Он ходил по улицам Нью-Йорка в широкополой шляпе, темном деловом костюме, светло-зеленой атласной рубашке и жилете из белой парчи. Из-под подбородка выглядывал огромный черный бант. Вместо тросточки он ходил с посохом, высоким посохом из черного дерева с массивным золотым набалдашником. Создавалось впечатление, что, хотя громадное тело Холкомба и уступило нехотя обычаям прозаической цивилизации с ее блеклыми одеяниями, его грудь и живот реяли над землей, облаченные в гордые цвета знамен его души.
Все это позволялось ему, поскольку он был гений. И президент Американской гильдии архитекторов.

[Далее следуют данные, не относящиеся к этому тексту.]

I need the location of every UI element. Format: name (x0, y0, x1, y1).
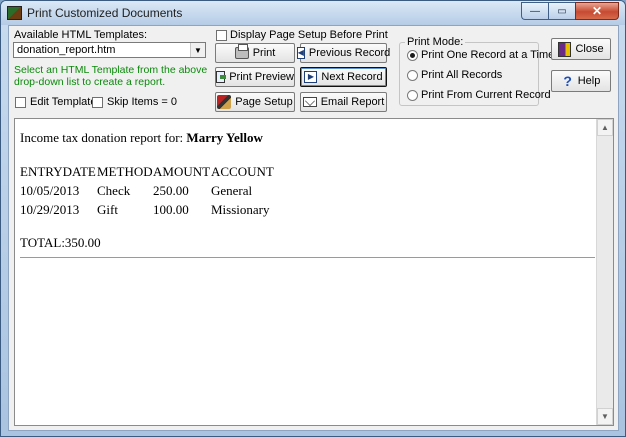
previous-record-button[interactable]: ◀ Previous Record (296, 43, 391, 63)
title-bar[interactable]: Print Customized Documents — ▭ ✕ (1, 1, 625, 25)
edit-template-checkbox[interactable] (15, 97, 26, 108)
table-cell-amount: 250.00 (153, 183, 189, 198)
next-record-label: Next Record (321, 71, 383, 83)
report-preview[interactable]: Income tax donation report for: Marry Ye… (14, 118, 614, 426)
main-panel: Available HTML Templates: donation_repor… (8, 25, 619, 431)
report-intro-text: Income tax donation report for: (20, 130, 187, 145)
previous-record-label: Previous Record (308, 47, 391, 59)
window-close-button[interactable]: ✕ (575, 2, 619, 20)
templates-label: Available HTML Templates: (14, 29, 148, 41)
table-cell-date: 10/29/2013 (20, 202, 80, 217)
app-icon (7, 6, 22, 20)
template-hint-line2: drop-down list to create a report. (14, 76, 166, 88)
minimize-button[interactable]: — (521, 2, 548, 20)
preview-icon (216, 71, 227, 83)
scroll-up-icon[interactable]: ▲ (597, 119, 613, 136)
print-mode-group: Print Mode: Print One Record at a Time P… (399, 36, 554, 106)
radio-print-one-record[interactable] (407, 50, 418, 61)
print-one-record-label: Print One Record at a Time (421, 49, 555, 61)
page-setup-button[interactable]: Page Setup (215, 92, 295, 112)
template-dropdown[interactable]: donation_report.htm ▼ (13, 42, 206, 58)
radio-print-all-records[interactable] (407, 70, 418, 81)
report-divider (20, 257, 595, 258)
caption-buttons: — ▭ ✕ (521, 2, 619, 20)
report-total: TOTAL:350.00 (20, 235, 101, 250)
table-cell-method: Gift (97, 202, 118, 217)
print-mode-title: Print Mode: (405, 36, 466, 48)
next-record-icon: ▶ (304, 71, 318, 83)
skip-items-checkbox[interactable] (92, 97, 103, 108)
page-setup-before-print-checkbox[interactable] (216, 30, 227, 41)
email-icon (302, 97, 317, 107)
help-icon: ? (563, 72, 572, 89)
help-button-label: Help (577, 75, 601, 87)
email-report-label: Email Report (320, 96, 385, 108)
chevron-down-icon[interactable]: ▼ (190, 43, 205, 57)
printer-icon (234, 44, 249, 59)
exit-door-icon (558, 41, 572, 57)
page-setup-icon (217, 95, 232, 109)
column-header-account: ACCOUNT (211, 164, 274, 179)
column-header-amount: AMOUNT (153, 164, 211, 179)
email-report-button[interactable]: Email Report (300, 92, 387, 112)
template-hint-line1: Select an HTML Template from the above (14, 64, 208, 76)
next-record-button[interactable]: ▶ Next Record (300, 67, 387, 87)
skip-items-label: Skip Items = 0 (107, 96, 178, 108)
close-button-label: Close (575, 43, 604, 55)
table-cell-account: Missionary (211, 202, 270, 217)
report-intro: Income tax donation report for: Marry Ye… (20, 130, 263, 146)
help-button[interactable]: ? Help (551, 70, 611, 92)
print-button[interactable]: Print (215, 43, 295, 63)
maximize-button[interactable]: ▭ (548, 2, 575, 20)
close-button[interactable]: Close (551, 38, 611, 60)
vertical-scrollbar[interactable]: ▲ ▼ (596, 119, 613, 425)
print-button-label: Print (252, 47, 276, 59)
page-setup-label: Page Setup (235, 96, 293, 108)
print-from-current-label: Print From Current Record (421, 89, 551, 101)
table-cell-date: 10/05/2013 (20, 183, 80, 198)
window-title: Print Customized Documents (27, 6, 183, 20)
radio-print-from-current[interactable] (407, 90, 418, 101)
template-dropdown-value: donation_report.htm (17, 44, 116, 56)
print-preview-label: Print Preview (229, 71, 294, 83)
edit-template-label: Edit Template (30, 96, 97, 108)
table-cell-account: General (211, 183, 253, 198)
scroll-down-icon[interactable]: ▼ (597, 408, 613, 425)
column-header-entrydate: ENTRYDATE (20, 164, 96, 179)
print-all-records-label: Print All Records (421, 69, 503, 81)
table-cell-method: Check (97, 183, 131, 198)
page-setup-before-print-label: Display Page Setup Before Print (230, 29, 388, 41)
report-recipient-name: Marry Yellow (186, 130, 263, 145)
table-cell-amount: 100.00 (153, 202, 189, 217)
print-preview-button[interactable]: Print Preview (215, 67, 295, 87)
column-header-method: METHOD (97, 164, 153, 179)
previous-record-icon: ◀ (296, 47, 305, 59)
print-documents-window: Print Customized Documents — ▭ ✕ Availab… (0, 0, 626, 437)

Ралстон Холкомб не разделял взглядов коллег по этой организации. Он не был ни бездуховным строителем-трудягой, ни бизнесменом. Он был, как сам он твердо заявлял, человеком с идеалами.
Он гневно осуждал прискорбное состояние американской архитектуры и беспринципный эклектизм архитекторов. Он заявлял, что в любой исторический период архитекторы творили в духе своего времени, а не искали образцы для подражания в прошлом. «Мы можем сохранять верность истории, лишь подчиняясь ее законам, которые требуют, чтобы корни нашего искусства глубоко уходили в почву того времени, в котором мы живем». Он открыто выступал против сооружения зданий в греческом, готическом или романском стиле. Он призывал быть современными и строить в том стиле, который соответствует духу нашего времени. И Холкомб нашел такой стиль. Это было Возрождение.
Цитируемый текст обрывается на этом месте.